Ao acordar, o garoto quase saltou da cama ao deparar-se com a forte luz do dia queimando seus olhos, protegendo-os com suas mãos, levantou-se e rapidamente fechou as cortinas, quando sua visão voltou ao normal olhou em volta e percebeu que estava em seu quarto.

Não conseguia compreender como fora parar ali. De nada se lembrava a não ser quando deitou-se extremamente ébrio na cama de Benjamin e depois nada mais vira, o que aconteceu? Será que o abastado rapaz o trouxera de volta até ali? E, aliás, havia mais uma questão afligindo sua mente, como fora parar na casa daquele sujeito?

Sua atenção dirigiu-se à porta quando Viorica adentrou o quarto trazendo nas mãos uma bandeja repleta de comida, ao vê-lo acordado, a empregada disse:

___ Bună ziua, senhor Petrescu, eu trouxe seu café.

A órfã o deixou sobre uma cômoda e estava quase saindo do quarto quando o jovem a pegou pelo braço perguntando:

___ Viorica, a que horas cheguei ontem à noite?

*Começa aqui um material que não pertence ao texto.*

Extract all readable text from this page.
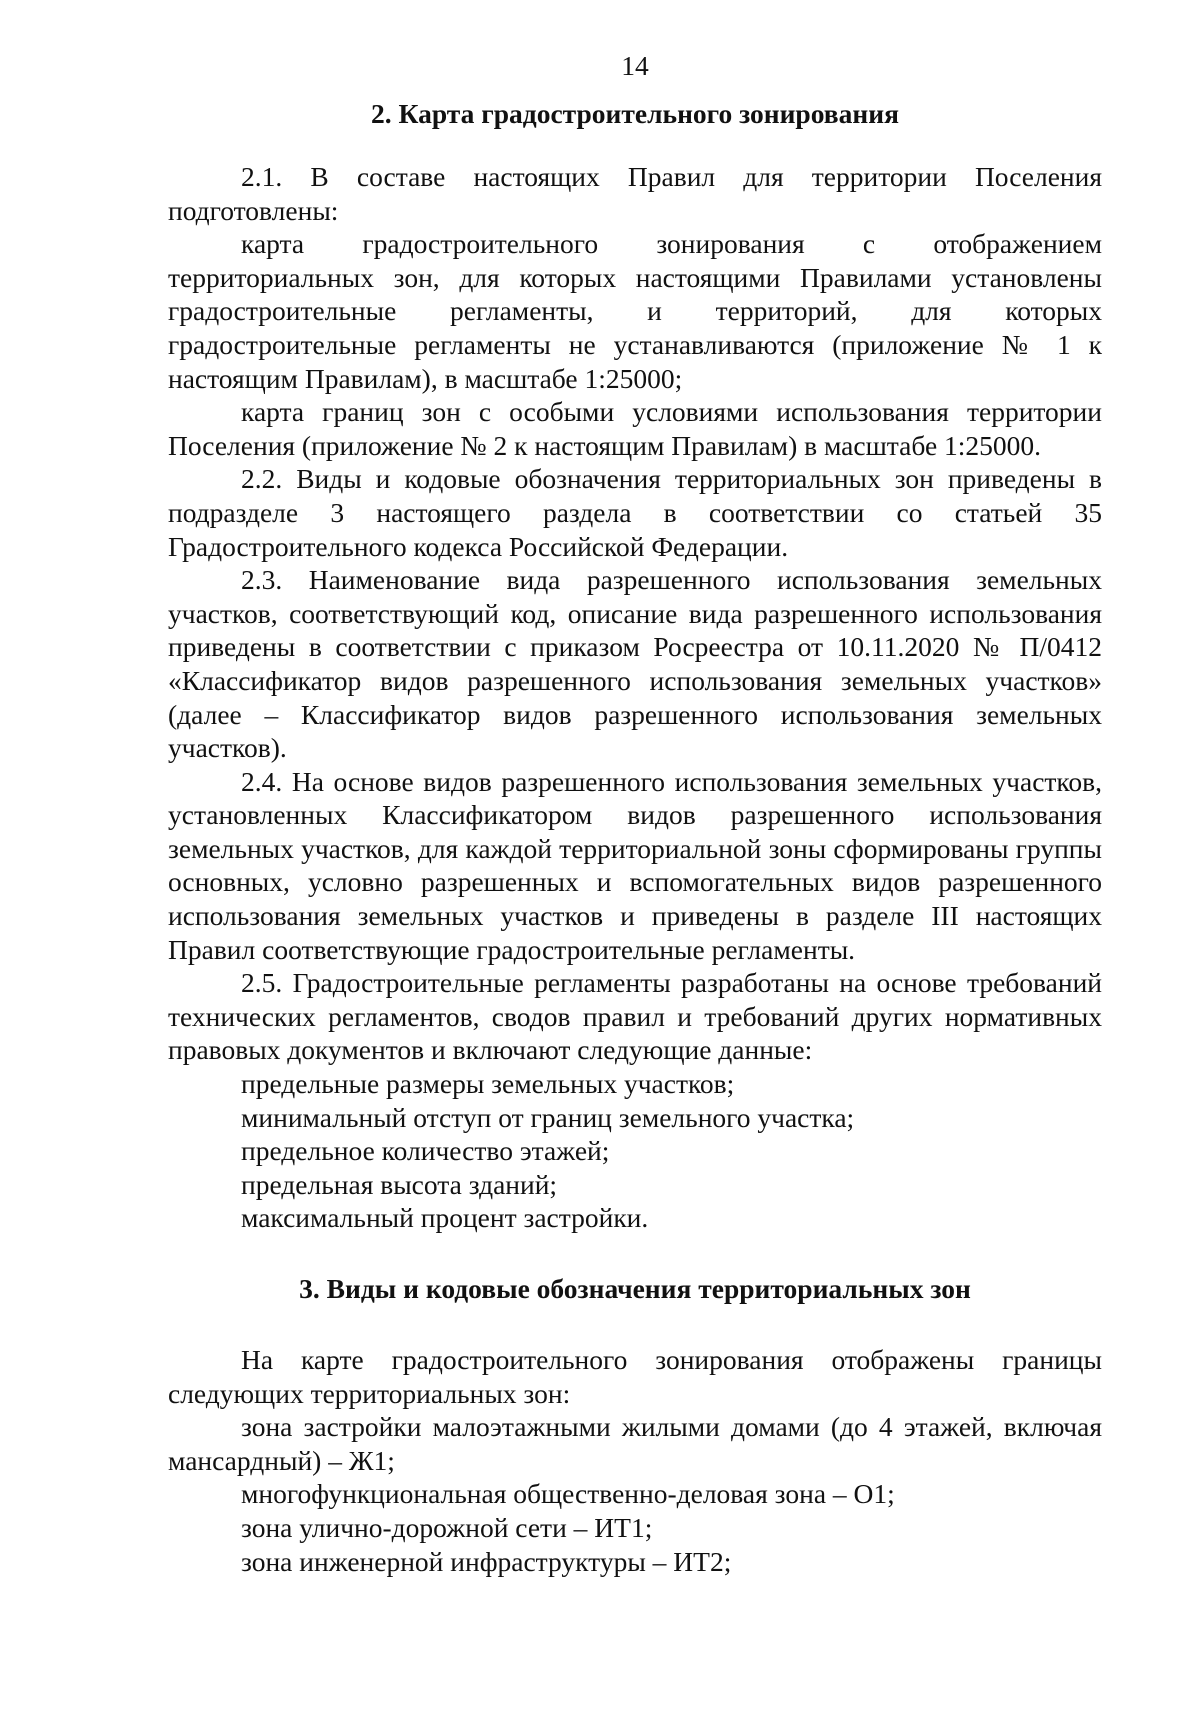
14
2. Карта градостроительного зонирования

2.1. В составе настоящих Правил для территории Поселения подготовлены:

карта градостроительного зонирования с отображением территориальных зон, для которых настоящими Правилами установлены градостроительные регламенты, и территорий, для которых градостроительные регламенты не устанавливаются (приложение № 1 к настоящим Правилам), в масштабе 1:25000;

карта границ зон с особыми условиями использования территории Поселения (приложение № 2 к настоящим Правилам) в масштабе 1:25000.

2.2. Виды и кодовые обозначения территориальных зон приведены в подразделе 3 настоящего раздела в соответствии со статьей 35 Градостроительного кодекса Российской Федерации.

2.3. Наименование вида разрешенного использования земельных участков, соответствующий код, описание вида разрешенного использования приведены в соответствии с приказом Росреестра от 10.11.2020 № П/0412 «Классификатор видов разрешенного использования земельных участков» (далее – Классификатор видов разрешенного использования земельных участков).

2.4. На основе видов разрешенного использования земельных участков, установленных Классификатором видов разрешенного использования земельных участков, для каждой территориальной зоны сформированы группы основных, условно разрешенных и вспомогательных видов разрешенного использования земельных участков и приведены в разделе III настоящих Правил соответствующие градостроительные регламенты.

2.5. Градостроительные регламенты разработаны на основе требований технических регламентов, сводов правил и требований других нормативных правовых документов и включают следующие данные:

предельные размеры земельных участков;

минимальный отступ от границ земельного участка;

предельное количество этажей;

предельная высота зданий;

максимальный процент застройки.

3. Виды и кодовые обозначения территориальных зон

На карте градостроительного зонирования отображены границы следующих территориальных зон:

зона застройки малоэтажными жилыми домами (до 4 этажей, включая мансардный) – Ж1;

многофункциональная общественно-деловая зона – О1;

зона улично-дорожной сети – ИТ1;

зона инженерной инфраструктуры – ИТ2;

___ Um pouco depois do jantar, senhor.

___ Por acaso eu... ___ o moço tentou achar palavras para concluir a frase, porém decidiu ser direto ___ Eu estava bêbado?

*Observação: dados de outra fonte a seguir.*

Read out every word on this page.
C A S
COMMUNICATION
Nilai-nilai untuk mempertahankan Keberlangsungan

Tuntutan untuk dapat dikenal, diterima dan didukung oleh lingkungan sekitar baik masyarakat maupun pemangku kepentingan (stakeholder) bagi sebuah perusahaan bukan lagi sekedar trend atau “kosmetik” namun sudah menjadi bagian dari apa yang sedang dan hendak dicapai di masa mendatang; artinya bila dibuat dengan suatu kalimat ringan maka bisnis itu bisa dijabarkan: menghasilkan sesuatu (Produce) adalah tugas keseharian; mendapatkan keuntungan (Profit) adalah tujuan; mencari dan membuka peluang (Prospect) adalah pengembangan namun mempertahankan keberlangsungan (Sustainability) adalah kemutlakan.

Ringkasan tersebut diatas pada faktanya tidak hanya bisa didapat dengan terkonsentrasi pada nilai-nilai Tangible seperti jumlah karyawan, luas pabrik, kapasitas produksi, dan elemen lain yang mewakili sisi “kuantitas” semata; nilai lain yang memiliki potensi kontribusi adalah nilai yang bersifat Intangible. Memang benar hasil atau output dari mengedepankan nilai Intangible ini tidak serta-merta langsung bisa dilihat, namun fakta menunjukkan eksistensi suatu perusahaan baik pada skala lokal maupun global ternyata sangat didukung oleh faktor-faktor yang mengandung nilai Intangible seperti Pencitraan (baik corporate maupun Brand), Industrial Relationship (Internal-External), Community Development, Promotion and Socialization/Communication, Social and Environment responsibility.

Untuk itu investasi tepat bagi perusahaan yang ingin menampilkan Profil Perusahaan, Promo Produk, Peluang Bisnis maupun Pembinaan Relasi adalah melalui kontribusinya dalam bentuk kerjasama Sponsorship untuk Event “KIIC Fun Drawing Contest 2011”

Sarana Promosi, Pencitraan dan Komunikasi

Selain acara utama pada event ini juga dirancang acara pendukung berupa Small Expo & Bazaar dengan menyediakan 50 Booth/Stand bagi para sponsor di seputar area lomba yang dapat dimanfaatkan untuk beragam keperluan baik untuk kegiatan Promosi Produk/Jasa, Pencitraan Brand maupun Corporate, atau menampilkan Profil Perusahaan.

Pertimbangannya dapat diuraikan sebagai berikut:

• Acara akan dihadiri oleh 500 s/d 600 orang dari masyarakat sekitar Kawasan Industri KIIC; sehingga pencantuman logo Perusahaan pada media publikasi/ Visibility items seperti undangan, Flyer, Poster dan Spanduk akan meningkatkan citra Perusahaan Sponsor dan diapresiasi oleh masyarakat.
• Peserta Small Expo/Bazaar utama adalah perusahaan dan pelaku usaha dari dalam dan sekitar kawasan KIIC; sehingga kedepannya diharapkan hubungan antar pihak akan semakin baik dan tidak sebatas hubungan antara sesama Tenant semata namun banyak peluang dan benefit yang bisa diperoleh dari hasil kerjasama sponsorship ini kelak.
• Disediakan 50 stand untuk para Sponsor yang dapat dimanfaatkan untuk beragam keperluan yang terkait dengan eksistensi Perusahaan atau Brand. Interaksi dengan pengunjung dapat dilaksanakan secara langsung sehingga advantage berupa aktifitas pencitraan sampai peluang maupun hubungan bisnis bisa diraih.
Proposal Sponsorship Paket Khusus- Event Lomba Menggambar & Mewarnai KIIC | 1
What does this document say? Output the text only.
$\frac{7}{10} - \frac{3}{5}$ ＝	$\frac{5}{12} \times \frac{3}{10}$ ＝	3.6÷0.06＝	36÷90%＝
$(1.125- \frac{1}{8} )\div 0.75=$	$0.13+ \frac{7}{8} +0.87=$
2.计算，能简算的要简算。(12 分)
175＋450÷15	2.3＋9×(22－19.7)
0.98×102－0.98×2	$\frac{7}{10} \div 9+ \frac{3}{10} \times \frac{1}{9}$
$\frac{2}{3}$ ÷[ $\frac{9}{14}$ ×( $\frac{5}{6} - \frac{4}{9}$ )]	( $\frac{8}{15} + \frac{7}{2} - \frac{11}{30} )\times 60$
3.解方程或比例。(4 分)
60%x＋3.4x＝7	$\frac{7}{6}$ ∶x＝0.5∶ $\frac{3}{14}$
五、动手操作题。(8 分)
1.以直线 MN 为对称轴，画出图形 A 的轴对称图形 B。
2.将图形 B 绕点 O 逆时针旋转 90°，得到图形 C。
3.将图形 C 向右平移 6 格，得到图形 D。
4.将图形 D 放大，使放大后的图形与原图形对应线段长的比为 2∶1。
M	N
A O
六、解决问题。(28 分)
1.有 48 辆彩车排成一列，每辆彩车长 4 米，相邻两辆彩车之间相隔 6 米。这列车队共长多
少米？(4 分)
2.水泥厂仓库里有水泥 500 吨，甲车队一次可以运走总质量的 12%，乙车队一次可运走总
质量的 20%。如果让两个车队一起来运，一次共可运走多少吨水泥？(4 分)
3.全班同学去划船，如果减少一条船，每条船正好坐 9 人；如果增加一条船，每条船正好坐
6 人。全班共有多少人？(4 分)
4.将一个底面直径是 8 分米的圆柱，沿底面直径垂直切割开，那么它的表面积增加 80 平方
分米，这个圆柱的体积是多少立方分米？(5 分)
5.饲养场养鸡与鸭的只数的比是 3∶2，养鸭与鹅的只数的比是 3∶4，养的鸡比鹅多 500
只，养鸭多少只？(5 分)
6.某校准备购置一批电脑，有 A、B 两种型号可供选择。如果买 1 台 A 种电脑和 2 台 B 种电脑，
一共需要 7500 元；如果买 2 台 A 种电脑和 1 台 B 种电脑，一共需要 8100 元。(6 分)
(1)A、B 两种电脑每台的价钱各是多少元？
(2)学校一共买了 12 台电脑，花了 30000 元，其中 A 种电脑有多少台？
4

___ Não, senhor, só estava ardendo em febre.

Damian franziu as sobrancelhas numa expressão de desentendimento.

___ Como assim?

___ O senhor chegou queixando-se de dores de cabeça, seu pai verificou que estava com febre, eu o trouxe até o quarto e lhe fiz um chá como da outra vez e o senhor adormeceu.

O garoto ficara sem fala.

___ Não se lembra, senhor?

___ Ah eu... Eu...

___ Pobrezinho, devia estar muito doente para não poder se lembrar ___ comentou a criada notando a reação confusa do rapaz.

O menino continuou sem saber o que dizer, estava transtornado, as imagens da mansão de Grigore estavam em sua mente, porém o que Viorica estava dizendo ia contra tudo, estava inconformado.

___ Vou avisar ao senhor Ionel que despertara e prepararei o seu banho, senhor.

O adolescente nem ao menos ouvira a garota sair de seu quarto e descer as escadas, estava muito intrigado, começou a pensar em tudo, desde o momento em que estava com Rosalind no bosque até acordar minutos atrás em seu quarto, tudo estava estranho, nada fazia sentido, era como se estivesse em um universo paralelo sem explicação.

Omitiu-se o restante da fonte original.